Un petit aparté pour vous dire que l’on croise un tas de gens sur les routes qui mènent au Cap : des cohortes de camping-car, de nombreux cyclistes souvent seuls qui ont sans doute laissé madame au chaud à la maison et dont les vélos sont tellement chargés qu’ils font penser à des chameaux sur roue (j’ai croisé au Cap un cycliste italien qui arrivait après 41 jours de périple et 4600kms. Il était fatigué et heureux ; quel courage !), des marcheurs avec sac à dos et tente ou qui poussent une poussette d’enfants chargée de leur matériel…et puis une foultitude de motos ! La route du Cap ressemble, un peu plus au nord quand même, à nos chemins de Compostelle ! Un tronçon routier de 26kms nous fait rejoindre le Cap dont l’accès est payant. Pas grand-chose à voir sinon une falaise de 300m qui surplombe la mer et l’inévitable centre commercial, sans oublier quand même le monument symbolique fait d’un globe terrestre.

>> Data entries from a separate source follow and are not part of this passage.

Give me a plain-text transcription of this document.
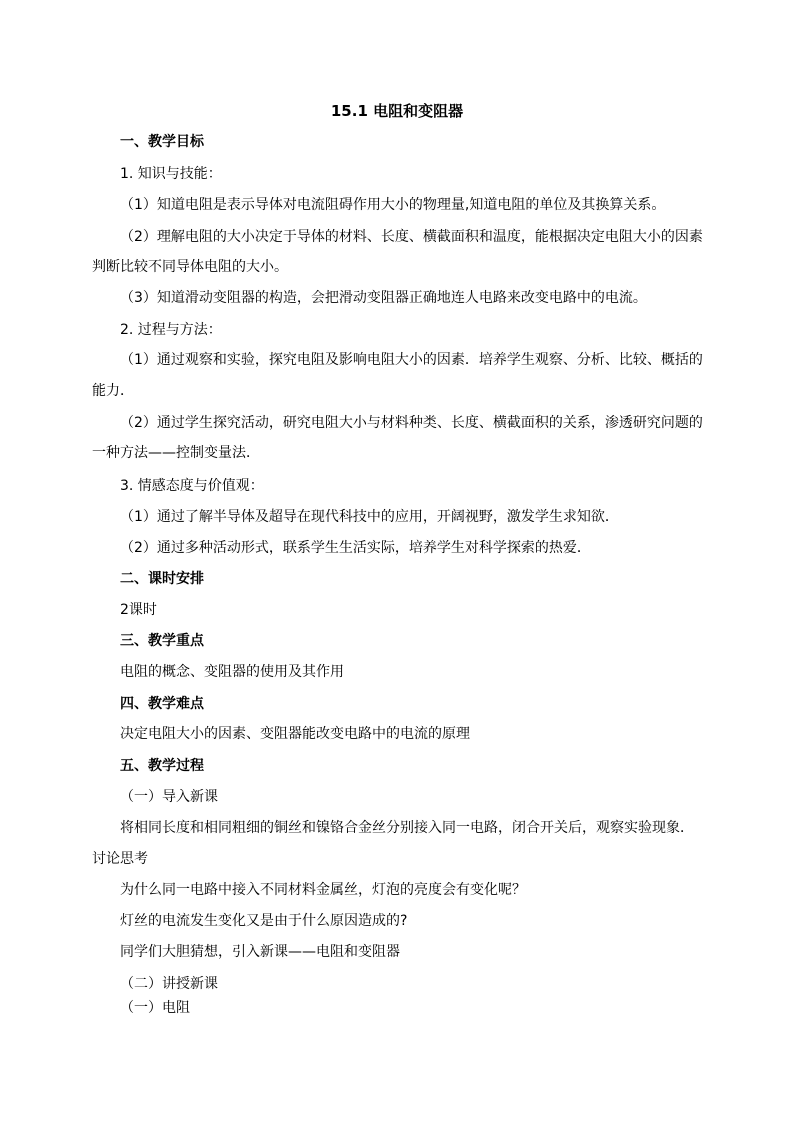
15.1 电阻和变阻器
一、教学目标
1. 知识与技能：
（1）知道电阻是表示导体对电流阻碍作用大小的物理量,知道电阻的单位及其换算关系。
（2）理解电阻的大小决定于导体的材料、长度、横截面积和温度，能根据决定电阻大小的因素
判断比较不同导体电阻的大小。
（3）知道滑动变阻器的构造，会把滑动变阻器正确地连人电路来改变电路中的电流。
2. 过程与方法：
（1）通过观察和实验，探究电阻及影响电阻大小的因素．培养学生观察、分析、比较、概括的
能力．
（2）通过学生探究活动，研究电阻大小与材料种类、长度、横截面积的关系，渗透研究问题的
一种方法——控制变量法．
3. 情感态度与价值观：
（1）通过了解半导体及超导在现代科技中的应用，开阔视野，激发学生求知欲．
（2）通过多种活动形式，联系学生生活实际，培养学生对科学探索的热爱．
二、课时安排
2课时
三、教学重点
电阻的概念、变阻器的使用及其作用
四、教学难点
决定电阻大小的因素、变阻器能改变电路中的电流的原理
五、教学过程
（一）导入新课
将相同长度和相同粗细的铜丝和镍铬合金丝分别接入同一电路，闭合开关后，观察实验现象．
讨论思考
为什么同一电路中接入不同材料金属丝，灯泡的亮度会有变化呢？
灯丝的电流发生变化又是由于什么原因造成的?
同学们大胆猜想，引入新课——电阻和变阻器
（二）讲授新课
（一）电阻
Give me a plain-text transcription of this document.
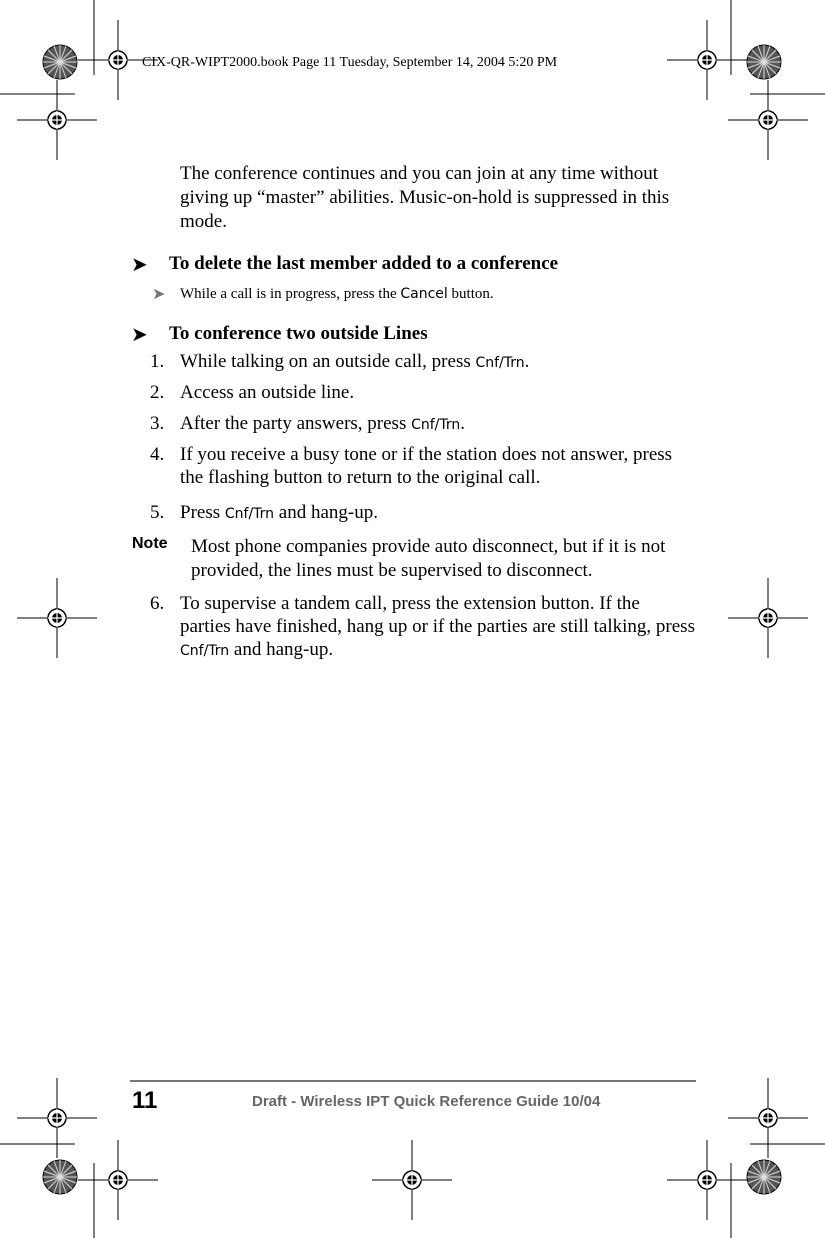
CIX-QR-WIPT2000.book Page 11 Tuesday, September 14, 2004 5:20 PM

The conference continues and you can join at any time without giving up “master” abilities. Music-on-hold is suppressed in this mode.

➤ To delete the last member added to a conference
➤ While a call is in progress, press the Cancel button.
➤ To conference two outside Lines
1. While talking on an outside call, press Cnf/Trn.
2. Access an outside line.
3. After the party answers, press Cnf/Trn.
4. If you receive a busy tone or if the station does not answer, press the flashing button to return to the original call.
5. Press Cnf/Trn and hang-up.
Note Most phone companies provide auto disconnect, but if it is not provided, the lines must be supervised to disconnect.
6. To supervise a tandem call, press the extension button. If the parties have finished, hang up or if the parties are still talking, press Cnf/Trn and hang-up.
11	Draft - Wireless IPT Quick Reference Guide 10/04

Il fait 2°et nous avons atteint le but du voyage par 71°11’08. Le Pôle Nord est encore à 2000kms droit devant. Photos souvenirs, petit achats, gâteaux et cadeaux avant de rentrer par le même chemin à l’hôtel pour diner et vivre un grand moment de surprise lorsque Jean-Paul demande la carte des vins et que la serveuse lui amène 4 cubitainers de vins divers !! Rare et drôle !
Notre tour ne s'arrétait pas au Cap Nord, il fallait bien rentrer.